No truer words could be said about dairy farms—and their use of energy. As a result, finding ways to enhance efficiency and/or reduce energy and electrical use will be specific to your farm, says Brad Heins, a dairy specialist with the University of Minnesota’s West Central Research and Outreach Center at Morris.
“Everybody is different, and every farm has its own characteristics when it comes to energy use,” he says.
The Morris Experiment Station has 200 cows that graze whenever the grass is growing on the western Minnesota prairie. As such, only 7% of total energy use is needed for barn ventilation in the non-grazing months. The station’s major energy use comes in heating the milking parlor (31%), heating water for cleaning (22%) and cooling milk (11%).
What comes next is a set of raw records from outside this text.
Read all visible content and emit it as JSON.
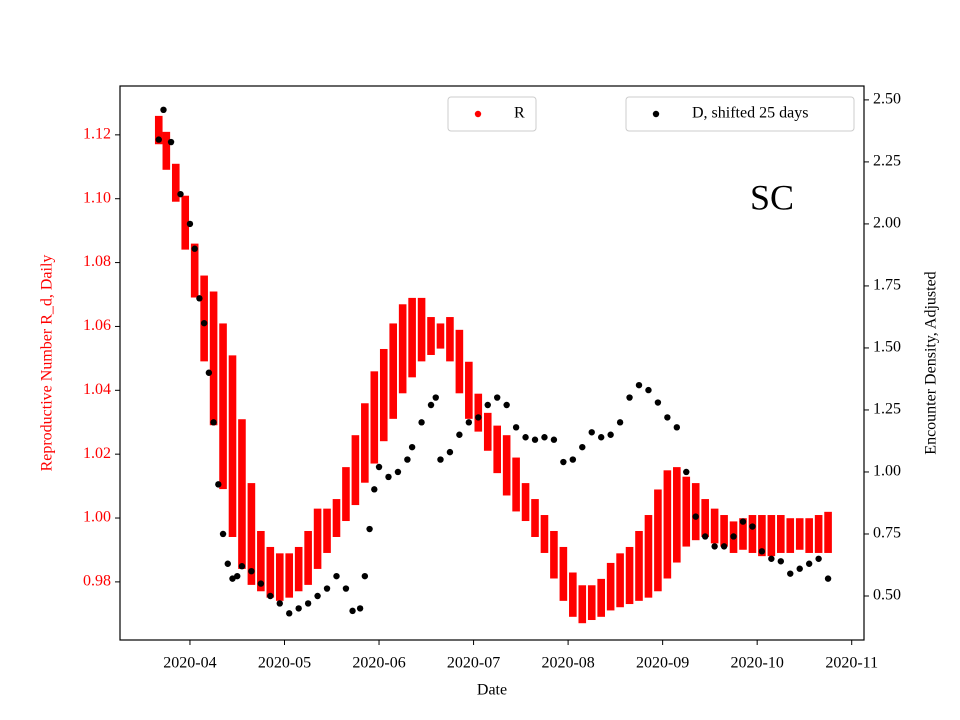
{
  "chart_data": {
    "type": "dual-scatter",
    "annotation": "SC",
    "x_label": "Date",
    "y_label": "Reproductive Number R_d, Daily",
    "y2_label": "Encounter Density, Adjusted",
    "xlim": [
      3.26,
      11.13
    ],
    "xticks": [
      {
        "value": 4,
        "label": "2020-04"
      },
      {
        "value": 5,
        "label": "2020-05"
      },
      {
        "value": 6,
        "label": "2020-06"
      },
      {
        "value": 7,
        "label": "2020-07"
      },
      {
        "value": 8,
        "label": "2020-08"
      },
      {
        "value": 9,
        "label": "2020-09"
      },
      {
        "value": 10,
        "label": "2020-10"
      },
      {
        "value": 11,
        "label": "2020-11"
      }
    ],
    "ylim": [
      0.9618,
      1.1353
    ],
    "yticks": [
      0.98,
      {
        "value": 1,
        "label": "1.00"
      },
      1.02,
      1.04,
      1.06,
      1.08,
      {
        "value": 1.1,
        "label": "1.10"
      },
      1.12
    ],
    "y2lim": [
      0.3226,
      2.556
    ],
    "y2ticks": [
      {
        "value": 0.5,
        "label": "0.50"
      },
      0.75,
      {
        "value": 1,
        "label": "1.00"
      },
      1.25,
      {
        "value": 1.5,
        "label": "1.50"
      },
      1.75,
      {
        "value": 2,
        "label": "2.00"
      },
      2.25,
      {
        "value": 2.5,
        "label": "2.50"
      }
    ],
    "series": [
      {
        "name": "R",
        "color": "#ff0000",
        "axis": "y",
        "x": [
          3.67,
          3.75,
          3.85,
          3.95,
          4.05,
          4.15,
          4.25,
          4.35,
          4.45,
          4.55,
          4.65,
          4.75,
          4.85,
          4.95,
          5.05,
          5.15,
          5.25,
          5.35,
          5.45,
          5.55,
          5.65,
          5.75,
          5.85,
          5.95,
          6.05,
          6.15,
          6.25,
          6.35,
          6.45,
          6.55,
          6.65,
          6.75,
          6.85,
          6.95,
          7.05,
          7.15,
          7.25,
          7.35,
          7.45,
          7.55,
          7.65,
          7.75,
          7.85,
          7.95,
          8.05,
          8.15,
          8.25,
          8.35,
          8.45,
          8.55,
          8.65,
          8.75,
          8.85,
          8.95,
          9.05,
          9.15,
          9.25,
          9.35,
          9.45,
          9.55,
          9.65,
          9.75,
          9.85,
          9.95,
          10.05,
          10.15,
          10.25,
          10.35,
          10.45,
          10.55,
          10.65,
          10.75
        ],
        "values": [
          [
            1.118,
            1.125
          ],
          [
            1.11,
            1.12
          ],
          [
            1.1,
            1.11
          ],
          [
            1.085,
            1.1
          ],
          [
            1.07,
            1.085
          ],
          [
            1.05,
            1.075
          ],
          [
            1.03,
            1.07
          ],
          [
            1.01,
            1.06
          ],
          [
            0.995,
            1.05
          ],
          [
            0.985,
            1.03
          ],
          [
            0.98,
            1.01
          ],
          [
            0.978,
            0.995
          ],
          [
            0.976,
            0.99
          ],
          [
            0.975,
            0.988
          ],
          [
            0.976,
            0.988
          ],
          [
            0.978,
            0.99
          ],
          [
            0.98,
            0.995
          ],
          [
            0.985,
            1.002
          ],
          [
            0.99,
            1.002
          ],
          [
            0.995,
            1.005
          ],
          [
            1,
            1.015
          ],
          [
            1.005,
            1.025
          ],
          [
            1.012,
            1.035
          ],
          [
            1.018,
            1.045
          ],
          [
            1.025,
            1.052
          ],
          [
            1.032,
            1.06
          ],
          [
            1.04,
            1.066
          ],
          [
            1.045,
            1.068
          ],
          [
            1.05,
            1.068
          ],
          [
            1.052,
            1.062
          ],
          [
            1.054,
            1.06
          ],
          [
            1.05,
            1.062
          ],
          [
            1.04,
            1.058
          ],
          [
            1.032,
            1.048
          ],
          [
            1.028,
            1.038
          ],
          [
            1.022,
            1.032
          ],
          [
            1.015,
            1.028
          ],
          [
            1.008,
            1.025
          ],
          [
            1.003,
            1.018
          ],
          [
            1,
            1.01
          ],
          [
            0.995,
            1.005
          ],
          [
            0.99,
            1
          ],
          [
            0.982,
            0.995
          ],
          [
            0.975,
            0.99
          ],
          [
            0.97,
            0.982
          ],
          [
            0.968,
            0.978
          ],
          [
            0.969,
            0.978
          ],
          [
            0.97,
            0.98
          ],
          [
            0.972,
            0.985
          ],
          [
            0.973,
            0.988
          ],
          [
            0.974,
            0.99
          ],
          [
            0.975,
            0.995
          ],
          [
            0.976,
            1
          ],
          [
            0.978,
            1.008
          ],
          [
            0.982,
            1.014
          ],
          [
            0.987,
            1.015
          ],
          [
            0.992,
            1.012
          ],
          [
            0.994,
            1.01
          ],
          [
            0.995,
            1.005
          ],
          [
            0.993,
            1.002
          ],
          [
            0.992,
            1
          ],
          [
            0.99,
            0.998
          ],
          [
            0.991,
            0.999
          ],
          [
            0.99,
            1
          ],
          [
            0.989,
            1
          ],
          [
            0.989,
            1
          ],
          [
            0.99,
            1
          ],
          [
            0.99,
            0.999
          ],
          [
            0.991,
            0.999
          ],
          [
            0.99,
            0.999
          ],
          [
            0.99,
            1
          ],
          [
            0.99,
            1.001
          ]
        ]
      },
      {
        "name": "D, shifted 25 days",
        "color": "#000000",
        "axis": "y2",
        "x": [
          3.67,
          3.72,
          3.8,
          3.9,
          4.0,
          4.05,
          4.1,
          4.15,
          4.2,
          4.25,
          4.3,
          4.35,
          4.4,
          4.45,
          4.5,
          4.55,
          4.65,
          4.75,
          4.85,
          4.95,
          5.05,
          5.15,
          5.25,
          5.35,
          5.45,
          5.55,
          5.65,
          5.72,
          5.8,
          5.85,
          5.9,
          5.95,
          6.0,
          6.1,
          6.2,
          6.3,
          6.35,
          6.45,
          6.55,
          6.6,
          6.65,
          6.75,
          6.85,
          6.95,
          7.05,
          7.15,
          7.25,
          7.35,
          7.45,
          7.55,
          7.65,
          7.75,
          7.85,
          7.95,
          8.05,
          8.15,
          8.25,
          8.35,
          8.45,
          8.55,
          8.65,
          8.75,
          8.85,
          8.95,
          9.05,
          9.15,
          9.25,
          9.35,
          9.45,
          9.55,
          9.65,
          9.75,
          9.85,
          9.95,
          10.05,
          10.15,
          10.25,
          10.35,
          10.45,
          10.55,
          10.65,
          10.75
        ],
        "values": [
          2.34,
          2.46,
          2.33,
          2.12,
          2.0,
          1.9,
          1.7,
          1.6,
          1.4,
          1.2,
          0.95,
          0.75,
          0.63,
          0.57,
          0.58,
          0.62,
          0.6,
          0.55,
          0.5,
          0.47,
          0.43,
          0.45,
          0.47,
          0.5,
          0.53,
          0.58,
          0.53,
          0.44,
          0.45,
          0.58,
          0.77,
          0.93,
          1.02,
          0.98,
          1.0,
          1.05,
          1.1,
          1.2,
          1.27,
          1.3,
          1.05,
          1.08,
          1.15,
          1.2,
          1.22,
          1.27,
          1.3,
          1.27,
          1.18,
          1.14,
          1.13,
          1.14,
          1.13,
          1.04,
          1.05,
          1.1,
          1.16,
          1.14,
          1.15,
          1.2,
          1.3,
          1.35,
          1.33,
          1.28,
          1.22,
          1.18,
          1.0,
          0.82,
          0.74,
          0.7,
          0.7,
          0.74,
          0.8,
          0.78,
          0.68,
          0.65,
          0.64,
          0.59,
          0.61,
          0.63,
          0.65,
          0.57
        ]
      }
    ]
  }
}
That’s in contrast to conventional dairies with cows housed year-round in freestalls. But even here, use varies depending on how the farms are managed. Over the past year, Heins and his graduate students have been monitoring energy use on four conventional dairies in west central Minnesota. They include:
• Farm A.
106-stall rotary parlor
Build in 2017.
Ships 12 tankers of milk per day
Six robotic milkers since 2016.
• Farm C.
Double-eight herringbone parlor
20% of milk diverted to on-farm cheese making plant
• Farm D.
Double-eight herringbone parlor
Manure composting with a drum system
Transitioning to robotic milking
To collect energy use, data logger were installed within each dairy’s circuit panel so they could monitor nearly 300 electrical lodes on the farms.
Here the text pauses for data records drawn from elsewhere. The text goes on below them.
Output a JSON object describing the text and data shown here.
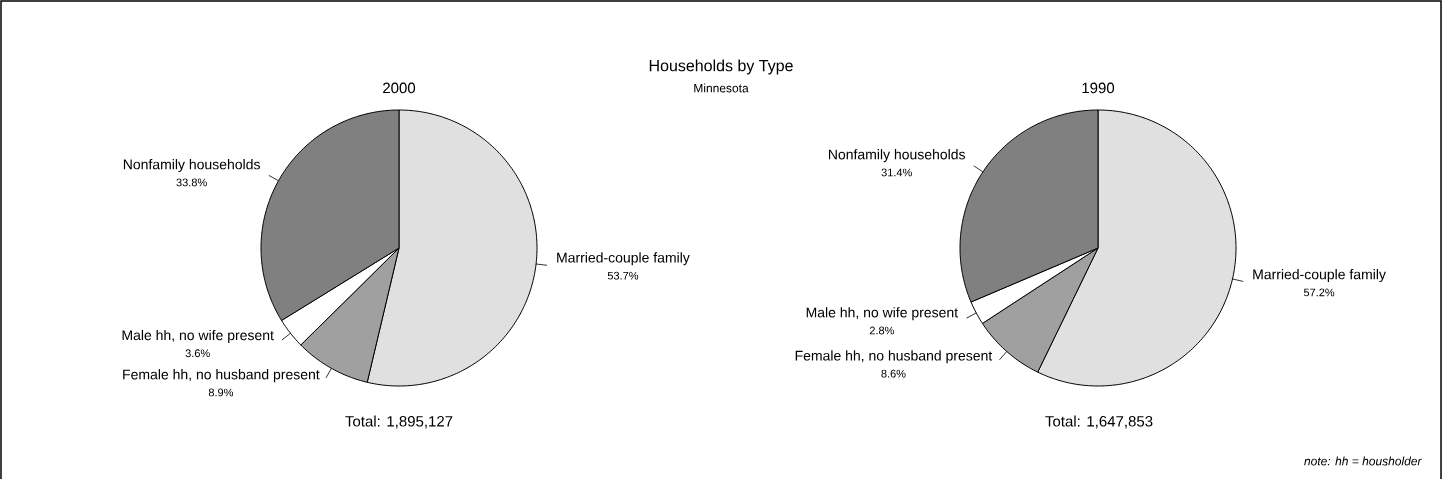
{
  "chart_data": [
    {
      "type": "pie",
      "title": "2000",
      "annotations": [
        "Households by Type",
        "Minnesota",
        "Total: 1,895,127"
      ],
      "categories": [
        "Married-couple family",
        "Female hh, no husband present",
        "Male hh, no wife present",
        "Nonfamily households"
      ],
      "values": [
        53.7,
        8.9,
        3.6,
        33.8
      ],
      "value_labels": [
        "53.7%",
        "8.9%",
        "3.6%",
        "33.8%"
      ],
      "colors": [
        "#e0e0e0",
        "#a0a0a0",
        "#ffffff",
        "#808080"
      ]
    },
    {
      "type": "pie",
      "title": "1990",
      "annotations": [
        "Total: 1,647,853",
        "note: hh = housholder"
      ],
      "categories": [
        "Married-couple family",
        "Female hh, no husband present",
        "Male hh, no wife present",
        "Nonfamily households"
      ],
      "values": [
        57.2,
        8.6,
        2.8,
        31.4
      ],
      "value_labels": [
        "57.2%",
        "8.6%",
        "2.8%",
        "31.4%"
      ],
      "colors": [
        "#e0e0e0",
        "#a0a0a0",
        "#ffffff",
        "#808080"
      ]
    }
  ]
}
Heins and his research crew are still analyzing data after a year’s worth of collection, but already trends are pretty clear:
For Farm A, ventilation fans in the huge cross-vent barn use the majority of power in the spring, summer and fall. In winter and spring the farm’s “veterinary room,” which is used for calving cows and treatments, requires a lot of energy simply to keep the area warm.
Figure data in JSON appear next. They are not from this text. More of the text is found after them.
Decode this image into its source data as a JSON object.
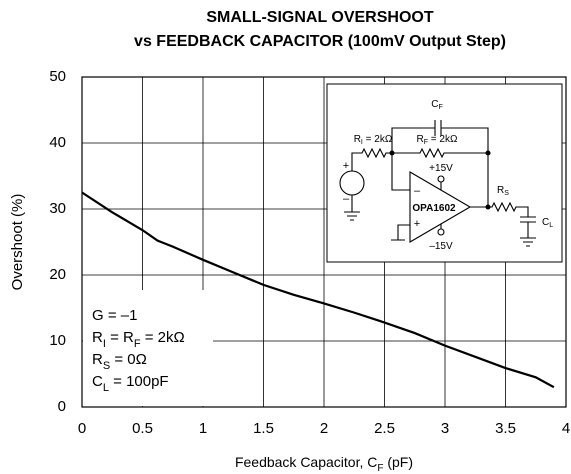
{
  "chart_data": {
    "type": "line",
    "title": "SMALL-SIGNAL OVERSHOOT",
    "subtitle": "vs FEEDBACK CAPACITOR (100mV Output Step)",
    "y_label": "Overshoot (%)",
    "x_label": [
      {
        "text": "Feedback Capacitor, C"
      },
      {
        "text": "F",
        "sub": true
      },
      {
        "text": " (pF)"
      }
    ],
    "x": [
      0,
      0.25,
      0.5,
      0.625,
      0.75,
      1,
      1.25,
      1.5,
      1.75,
      2,
      2.25,
      2.5,
      2.75,
      3,
      3.25,
      3.5,
      3.75,
      3.9
    ],
    "values": [
      32.5,
      29.5,
      26.8,
      25.2,
      24.3,
      22.3,
      20.4,
      18.5,
      17,
      15.7,
      14.3,
      12.8,
      11.2,
      9.3,
      7.6,
      5.9,
      4.5,
      3
    ],
    "color": "#000000",
    "xlim": [
      0,
      4
    ],
    "xticks": [
      0,
      0.5,
      1,
      1.5,
      2,
      2.5,
      3,
      3.5,
      4
    ],
    "ylim": [
      0,
      50
    ],
    "yticks": [
      0,
      10,
      20,
      30,
      40,
      50
    ],
    "grid": true,
    "annotations": [
      [
        {
          "text": "G = –1"
        }
      ],
      [
        {
          "text": "R"
        },
        {
          "text": "I",
          "sub": true
        },
        {
          "text": " = R"
        },
        {
          "text": "F",
          "sub": true
        },
        {
          "text": " = 2kΩ"
        }
      ],
      [
        {
          "text": "R"
        },
        {
          "text": "S",
          "sub": true
        },
        {
          "text": " = 0Ω"
        }
      ],
      [
        {
          "text": "C"
        },
        {
          "text": "L",
          "sub": true
        },
        {
          "text": " = 100pF"
        }
      ]
    ],
    "inset": [
      [
        {
          "text": "C"
        },
        {
          "text": "F",
          "sub": true
        }
      ],
      [
        {
          "text": "R"
        },
        {
          "text": "I",
          "sub": true
        },
        {
          "text": " = 2kΩ"
        }
      ],
      [
        {
          "text": "R"
        },
        {
          "text": "F",
          "sub": true
        },
        {
          "text": " = 2kΩ"
        }
      ],
      [
        {
          "text": "+15V"
        }
      ],
      [
        {
          "text": "–15V"
        }
      ],
      [
        {
          "text": "OPA1602"
        }
      ],
      [
        {
          "text": "R"
        },
        {
          "text": "S",
          "sub": true
        }
      ],
      [
        {
          "text": "C"
        },
        {
          "text": "L",
          "sub": true
        }
      ],
      [
        {
          "text": "+"
        }
      ],
      [
        {
          "text": "–"
        }
      ],
      [
        {
          "text": "–"
        }
      ],
      [
        {
          "text": "+"
        }
      ]
    ]
  }
}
For Farm B, ventilation fans take up the majority of the energy in June through September, but keeping the robotic milking rooms warm are the big energy users in winter and early spring.
For Farm C, ventilation fans take up nearly half the power usage in July, August and September. But heating water for cleaning equipment in both the parlor and the cheese manufacturing area accounts for 30 to 40% of electrical use year-round.
For Farm D, ventilation of the barn is the biggest user in July, August and September. Lighting accounts for about 20% of electrical use year-round. But the drum composter, heated with electricity, is using 25% or more of the power purchased each month.
The take-home message, says Heins, is that each dairy is faced with unique energy challenges. “But consumers and market chains will like continue to demand dairy farms reduce their carbon foot prints and be more environmentally stable,” he says.
He recommends that to reduce energy use, farms focus on their areas of highest energy demand. For many dairies, that likely will be ventilation fans. “Proper sizing, settings and maintenance of fans can save 15%,” he says.
Also look to lighting. Converting to LEDs and using timers and photoelectric sensors will help.
As a side note, Heins says most all larger dairies have emergency power, and many of the engines that power these generators have block heaters to ensure they start when needed. On one of the dairies studied, the block heater was faulty, constantly drawing excess power.
Studies on large commercial hog farms has also shown faulty block heaters can be a problem. So checking and replacing these heaters on a regular maintenance schedule might be warranted, he says.